Ce serait donc moins un film à message qu'un film à Image. (bon, en même temps, des images, dans un film, c'est mieux.) Non pas un film décoratif, hein, me faites pas taper ce que je n'ai pas tapé.Une image réduite de l'IsraeloPalestine, pour que paradoxalement, on voit tout en plus gros.Dans ce cas, mieux vaut rester dans un bon vieux réalisme que se jeter la tête la première dans l'utopie, non?Le conflit Israelo Palestinien, on le fréquente depuis qu'on est gosses, casiment. On en a oublié à quel point c'était stupide, con, inutile, même pour une guerre. On n'en voit plus l'absurdité....donc faire une fin bien frustrante contribue aussi au rappel. Un happy-end, et le spectateur retourne à son petit confort d'oubli, d'habitude de n'en plus rien penser, car plus rien ne vient le gratouiller méchamment du côté du sentiment humain.Et c'est plus utile que le JT.

A.M.E 22/06/2008 22:41


Oui, tu as entièrement raison Fuchsia. C'est ce que je dis de toute façon dans ma chro, quand j'explique que ce sentiment de frustration était sûrement voulu.

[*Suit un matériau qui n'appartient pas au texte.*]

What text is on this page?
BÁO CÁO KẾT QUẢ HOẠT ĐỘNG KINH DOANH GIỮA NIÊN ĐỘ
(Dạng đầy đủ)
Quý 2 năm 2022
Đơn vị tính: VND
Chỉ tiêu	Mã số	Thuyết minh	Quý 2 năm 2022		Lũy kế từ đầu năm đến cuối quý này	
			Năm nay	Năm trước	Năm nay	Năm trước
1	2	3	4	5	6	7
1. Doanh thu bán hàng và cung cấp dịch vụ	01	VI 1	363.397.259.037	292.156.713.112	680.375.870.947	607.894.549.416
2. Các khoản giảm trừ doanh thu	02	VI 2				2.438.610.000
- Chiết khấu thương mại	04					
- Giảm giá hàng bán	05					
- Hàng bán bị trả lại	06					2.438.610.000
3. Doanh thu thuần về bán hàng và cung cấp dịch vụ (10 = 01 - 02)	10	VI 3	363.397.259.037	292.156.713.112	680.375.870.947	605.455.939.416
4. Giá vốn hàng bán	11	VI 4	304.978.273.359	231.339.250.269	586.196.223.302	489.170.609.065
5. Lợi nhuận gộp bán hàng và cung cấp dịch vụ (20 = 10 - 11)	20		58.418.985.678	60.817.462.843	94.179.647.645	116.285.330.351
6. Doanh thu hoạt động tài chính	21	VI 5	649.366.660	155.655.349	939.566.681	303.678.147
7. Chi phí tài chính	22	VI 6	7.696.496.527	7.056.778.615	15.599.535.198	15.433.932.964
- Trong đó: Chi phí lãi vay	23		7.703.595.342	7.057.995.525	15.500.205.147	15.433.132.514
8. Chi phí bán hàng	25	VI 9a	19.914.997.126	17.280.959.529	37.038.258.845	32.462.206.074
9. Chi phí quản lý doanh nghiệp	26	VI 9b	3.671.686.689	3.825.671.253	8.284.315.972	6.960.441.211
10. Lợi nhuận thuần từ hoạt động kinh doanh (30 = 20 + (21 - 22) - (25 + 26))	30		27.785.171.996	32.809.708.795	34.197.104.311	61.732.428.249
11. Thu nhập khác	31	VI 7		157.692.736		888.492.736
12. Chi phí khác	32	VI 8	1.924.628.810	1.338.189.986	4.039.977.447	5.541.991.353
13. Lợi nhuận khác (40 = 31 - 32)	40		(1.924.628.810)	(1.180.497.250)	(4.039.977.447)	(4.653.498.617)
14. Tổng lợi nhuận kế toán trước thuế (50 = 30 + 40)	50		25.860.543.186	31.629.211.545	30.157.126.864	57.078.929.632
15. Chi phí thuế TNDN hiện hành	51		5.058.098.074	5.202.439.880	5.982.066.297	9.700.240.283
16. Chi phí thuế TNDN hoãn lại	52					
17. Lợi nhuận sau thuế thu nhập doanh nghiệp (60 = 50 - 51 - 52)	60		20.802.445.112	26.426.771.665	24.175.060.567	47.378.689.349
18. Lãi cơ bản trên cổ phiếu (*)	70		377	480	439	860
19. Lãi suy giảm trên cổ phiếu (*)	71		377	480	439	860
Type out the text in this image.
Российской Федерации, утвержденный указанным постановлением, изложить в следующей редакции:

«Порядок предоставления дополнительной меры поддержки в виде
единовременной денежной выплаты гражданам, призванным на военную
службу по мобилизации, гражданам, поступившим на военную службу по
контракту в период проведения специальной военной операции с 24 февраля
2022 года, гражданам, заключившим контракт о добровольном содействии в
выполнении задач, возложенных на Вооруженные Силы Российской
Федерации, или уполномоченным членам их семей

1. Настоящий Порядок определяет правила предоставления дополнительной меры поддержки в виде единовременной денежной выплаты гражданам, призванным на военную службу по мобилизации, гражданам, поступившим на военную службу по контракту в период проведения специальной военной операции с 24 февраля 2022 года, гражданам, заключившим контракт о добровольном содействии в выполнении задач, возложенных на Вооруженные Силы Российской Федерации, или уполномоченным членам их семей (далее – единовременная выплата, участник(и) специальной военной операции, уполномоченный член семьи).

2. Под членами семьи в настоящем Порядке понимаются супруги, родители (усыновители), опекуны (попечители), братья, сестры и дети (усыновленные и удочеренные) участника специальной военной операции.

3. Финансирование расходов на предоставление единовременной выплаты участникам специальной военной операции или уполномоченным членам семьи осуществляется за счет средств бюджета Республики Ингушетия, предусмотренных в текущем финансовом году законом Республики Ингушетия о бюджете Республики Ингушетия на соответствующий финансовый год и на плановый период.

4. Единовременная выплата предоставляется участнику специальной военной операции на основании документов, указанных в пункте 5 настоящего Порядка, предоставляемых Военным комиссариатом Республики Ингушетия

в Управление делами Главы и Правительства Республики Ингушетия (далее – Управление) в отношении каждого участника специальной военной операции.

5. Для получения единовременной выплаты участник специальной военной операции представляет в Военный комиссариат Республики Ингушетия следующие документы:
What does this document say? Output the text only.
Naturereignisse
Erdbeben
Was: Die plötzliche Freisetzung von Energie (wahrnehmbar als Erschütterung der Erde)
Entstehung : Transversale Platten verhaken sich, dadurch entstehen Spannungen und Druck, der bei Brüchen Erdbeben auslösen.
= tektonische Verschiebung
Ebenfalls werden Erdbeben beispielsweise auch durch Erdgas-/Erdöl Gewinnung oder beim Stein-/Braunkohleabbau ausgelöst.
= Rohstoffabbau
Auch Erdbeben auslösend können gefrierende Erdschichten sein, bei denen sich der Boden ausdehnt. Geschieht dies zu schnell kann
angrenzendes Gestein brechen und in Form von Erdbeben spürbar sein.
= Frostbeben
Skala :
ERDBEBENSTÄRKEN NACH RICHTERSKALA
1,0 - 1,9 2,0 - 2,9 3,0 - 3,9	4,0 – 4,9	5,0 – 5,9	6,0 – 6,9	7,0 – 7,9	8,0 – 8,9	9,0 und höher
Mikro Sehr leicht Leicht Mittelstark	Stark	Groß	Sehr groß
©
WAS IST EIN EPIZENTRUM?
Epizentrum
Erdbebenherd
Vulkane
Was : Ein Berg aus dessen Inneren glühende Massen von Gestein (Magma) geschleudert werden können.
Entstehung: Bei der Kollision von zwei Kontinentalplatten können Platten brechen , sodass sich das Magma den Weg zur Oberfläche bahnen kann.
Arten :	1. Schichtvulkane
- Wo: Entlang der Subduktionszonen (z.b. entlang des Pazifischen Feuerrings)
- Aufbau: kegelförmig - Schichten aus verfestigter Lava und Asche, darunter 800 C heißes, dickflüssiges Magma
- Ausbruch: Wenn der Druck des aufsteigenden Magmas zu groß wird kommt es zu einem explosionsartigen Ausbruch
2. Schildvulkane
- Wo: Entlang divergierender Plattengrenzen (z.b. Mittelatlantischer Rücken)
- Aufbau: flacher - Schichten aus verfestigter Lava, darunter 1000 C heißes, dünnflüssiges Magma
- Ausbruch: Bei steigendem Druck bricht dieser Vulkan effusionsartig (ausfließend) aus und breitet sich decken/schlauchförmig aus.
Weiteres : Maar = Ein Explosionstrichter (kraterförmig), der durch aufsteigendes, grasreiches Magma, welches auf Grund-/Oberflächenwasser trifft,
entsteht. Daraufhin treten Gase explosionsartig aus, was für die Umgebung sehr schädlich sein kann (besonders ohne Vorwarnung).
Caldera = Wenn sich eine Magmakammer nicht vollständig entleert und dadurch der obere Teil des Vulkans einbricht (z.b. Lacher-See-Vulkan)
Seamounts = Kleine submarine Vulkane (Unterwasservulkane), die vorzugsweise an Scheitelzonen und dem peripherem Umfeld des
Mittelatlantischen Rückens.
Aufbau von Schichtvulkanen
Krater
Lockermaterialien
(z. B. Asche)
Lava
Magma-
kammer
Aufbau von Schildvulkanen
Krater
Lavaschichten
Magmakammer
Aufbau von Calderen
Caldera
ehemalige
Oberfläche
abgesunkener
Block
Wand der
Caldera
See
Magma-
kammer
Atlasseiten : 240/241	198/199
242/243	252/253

Quand je parle "d'optimisme", en fait, j'emploie pas le bon terme. C'est surtout plus de souffle que j'attendais. Le film s'attarde tellement sur les deux femmes qu'on attend quelque chose de leur
part pendant tout le film. Là, elles restent impuissantes, elles subissent plus qu'autre chose, ce jusqu'à la fin. C'est très réaliste, là encore, mais j'aurais voulu que quelque chose de marquant
se produise dans leur relation. Ca aurait très bien pu déboucher sur un "Sadly End" d'ailleurs, quelque chose de bien sombre, qui frappe les esprits, un truc révoltant qui provoque l'indignation,
mais là, ça reste juste bloqué, c'est du constat. Mais ça correspond vraiment bien à la situation réelle du conflit israelo-palestinien. Comme je le dis, ma critique est vraiment personnelle.

Quoiqu'il en soit, c'est un film que je conseille de voir.


Angs 14/06/2008 16:51

Ah oui ouin j'aime beaucoup les films a "messages", on y a toujours un double sens dans l'histoire...

A.M.E 19/06/2008 01:31


"Oui ouin" ? xD


Angs 14/06/2008 13:57

Oui, le fait de reduire le conflit israelo/palestinien a un microcosme est une bonne idée. Un film que j'ai pas vu, qu'il n'est pas apsser dans mon petit cinoche...J'attendrais le DVD ou un passage sur Arte...

A.M.E 14/06/2008 16:12


Oui, le film est produit par Arte, donc il passera forcément un jour sur la chaîne, je pense.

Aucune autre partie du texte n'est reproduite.